L’algorithme de YouTube a récemment craché une vidéo de Caden Groves qui a failli s’écraser lors de la première étape du Tour de France de l’année dernière. Je l’ai vu à ce moment-là, mais mon esprit s’est immédiatement rempli de la suite de la tournée et je l’ai complètement oublié.
Michael Hutchinson, multiple champion national de cyclisme et auteur primé, écrit chaque semaine pour The CW
Cela s’est passé ainsi : le coureur d’EF Education est descendu devant lui. Groves a freiné et sa roue arrière a soulevé un bon pied du sol.

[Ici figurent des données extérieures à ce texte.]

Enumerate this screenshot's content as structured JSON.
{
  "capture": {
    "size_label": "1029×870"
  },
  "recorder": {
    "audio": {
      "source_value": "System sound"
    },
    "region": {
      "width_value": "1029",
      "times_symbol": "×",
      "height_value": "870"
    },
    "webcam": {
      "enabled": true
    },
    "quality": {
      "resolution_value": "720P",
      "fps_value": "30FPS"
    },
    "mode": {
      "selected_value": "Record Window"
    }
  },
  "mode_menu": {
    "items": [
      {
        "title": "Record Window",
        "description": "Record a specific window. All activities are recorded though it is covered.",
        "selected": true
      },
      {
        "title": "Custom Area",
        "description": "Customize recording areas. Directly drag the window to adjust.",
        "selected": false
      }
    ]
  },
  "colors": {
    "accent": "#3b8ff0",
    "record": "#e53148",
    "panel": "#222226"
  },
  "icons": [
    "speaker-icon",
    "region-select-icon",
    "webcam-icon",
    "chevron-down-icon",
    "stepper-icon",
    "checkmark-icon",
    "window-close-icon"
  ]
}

Au lieu de faire ce que la physique dicte et de tomber éperdument par-dessus les barres, Groves a parcouru trois ou quatre longueurs de vélo avec seulement la roue avant au sol. Il a ensuite atterri sur l’arrière, a fait un écart, a freiné et a de nouveau retiré la roue arrière, l’a remise en place et a finalement contourné à nouveau le pilote tombé.
À pleine vitesse, c’est moins d’une seconde. Au ralenti, cela ressemble à de la poésie. Ma réponse immédiate a été fallacieuse. “C’est seulement faire du vélo si on peut le faire deux fois. Sinon, c’est juste de la chance”, ai-je plaisanté. C’est le genre de chose que disait mon ancien camarade d’école, Bernard.

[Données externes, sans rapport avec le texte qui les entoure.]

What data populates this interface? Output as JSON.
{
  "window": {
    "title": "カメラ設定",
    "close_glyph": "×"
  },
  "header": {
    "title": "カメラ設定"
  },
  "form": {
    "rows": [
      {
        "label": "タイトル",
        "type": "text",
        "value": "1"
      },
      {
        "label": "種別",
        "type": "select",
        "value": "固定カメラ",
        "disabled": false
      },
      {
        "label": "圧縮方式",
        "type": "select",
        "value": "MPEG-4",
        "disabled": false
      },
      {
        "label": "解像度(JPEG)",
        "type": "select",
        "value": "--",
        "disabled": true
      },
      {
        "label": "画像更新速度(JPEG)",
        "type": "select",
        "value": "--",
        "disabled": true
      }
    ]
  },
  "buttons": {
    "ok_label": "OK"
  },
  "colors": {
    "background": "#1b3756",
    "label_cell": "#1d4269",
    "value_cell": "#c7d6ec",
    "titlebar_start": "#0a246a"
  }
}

Et c’est vrai que lorsqu’il s’agit de faire du vélo dans une telle urgence, le génie et la panique peuvent se confondre. Nous avons tous réalisé des arrêts miraculeux qui n’étaient que du hasard. votre pneu adhère davantage à la route lorsque vous glissez et vous faites demi-tour dans la ligne droite et des choses comme ça. En général, vous sortez le génie de la panique en regardant le résultat. Si Groves avait fait rebondir la roue arrière sur le sol à plusieurs reprises, avait fait un écart, avait encore fait un écart, puis était tombé du vélo lâche et était tombé, nous ne parlerions pas de maniabilité. Ce serait juste un affrontement avec un élément de comédie.

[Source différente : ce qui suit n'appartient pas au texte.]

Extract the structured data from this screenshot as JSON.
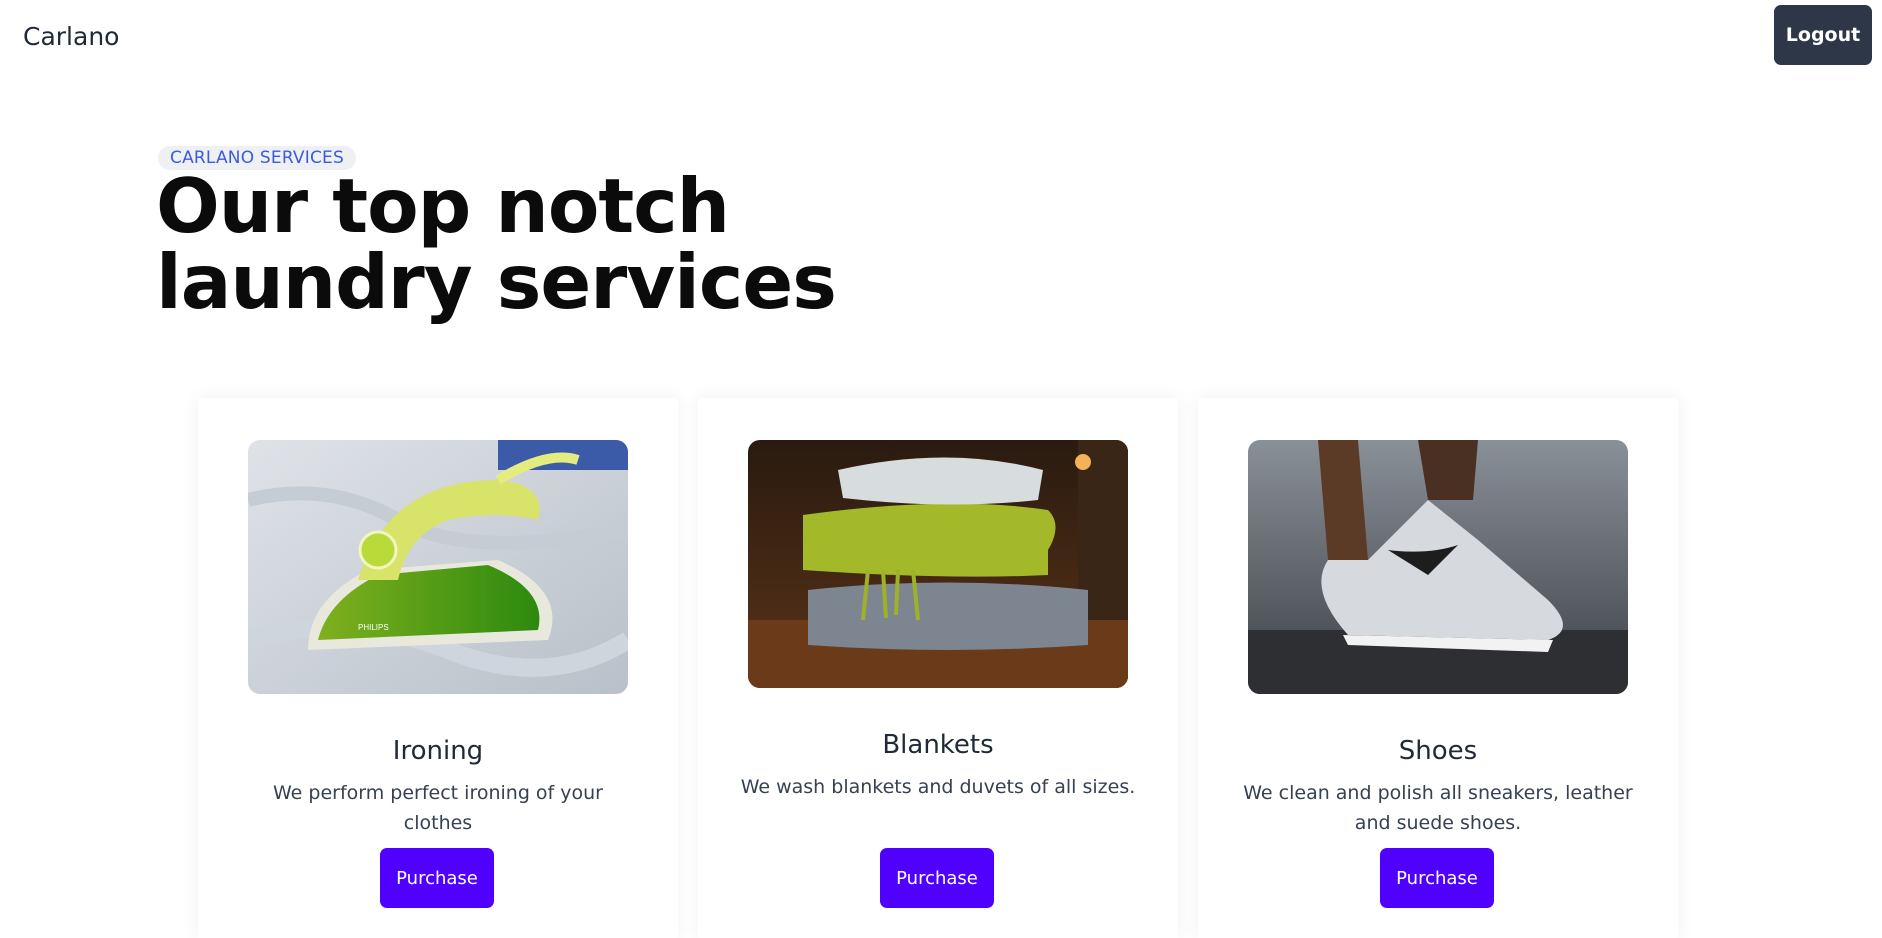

Ce qui ruine ma tentative de me moquer de Groves, c’est qu’en fait, je suis sûr que s’il était à nouveau confronté à la même situation, il pourrait refaire la même chose. Ou, pire encore, peut-être qu’il fera un meilleur choix. En revanche, si je faisais 100 tentatives, je mourrais à chaque fois.
C’est le problème des cyclistes professionnels. Ils savent ce qu’ils font. Le cyclisme n’est pas avant tout un sport d’adresse. on ne devient pas un pro en effectuant des manœuvres brillantes dès l’âge de trois ans, mais à mesure qu’un cavalier se développe, il apprend presque toujours au moins assez pour survivre.
J’ai des talents. Mais il leur manque le facteur wow immédiat. «Je peux sauter sur une planche de deux pieds sur mon vélo cross», vous vantez-vous. “Oh ouais, assez à manger, je pourrais être à près de 500 miles demain à cette heure”, je réponds.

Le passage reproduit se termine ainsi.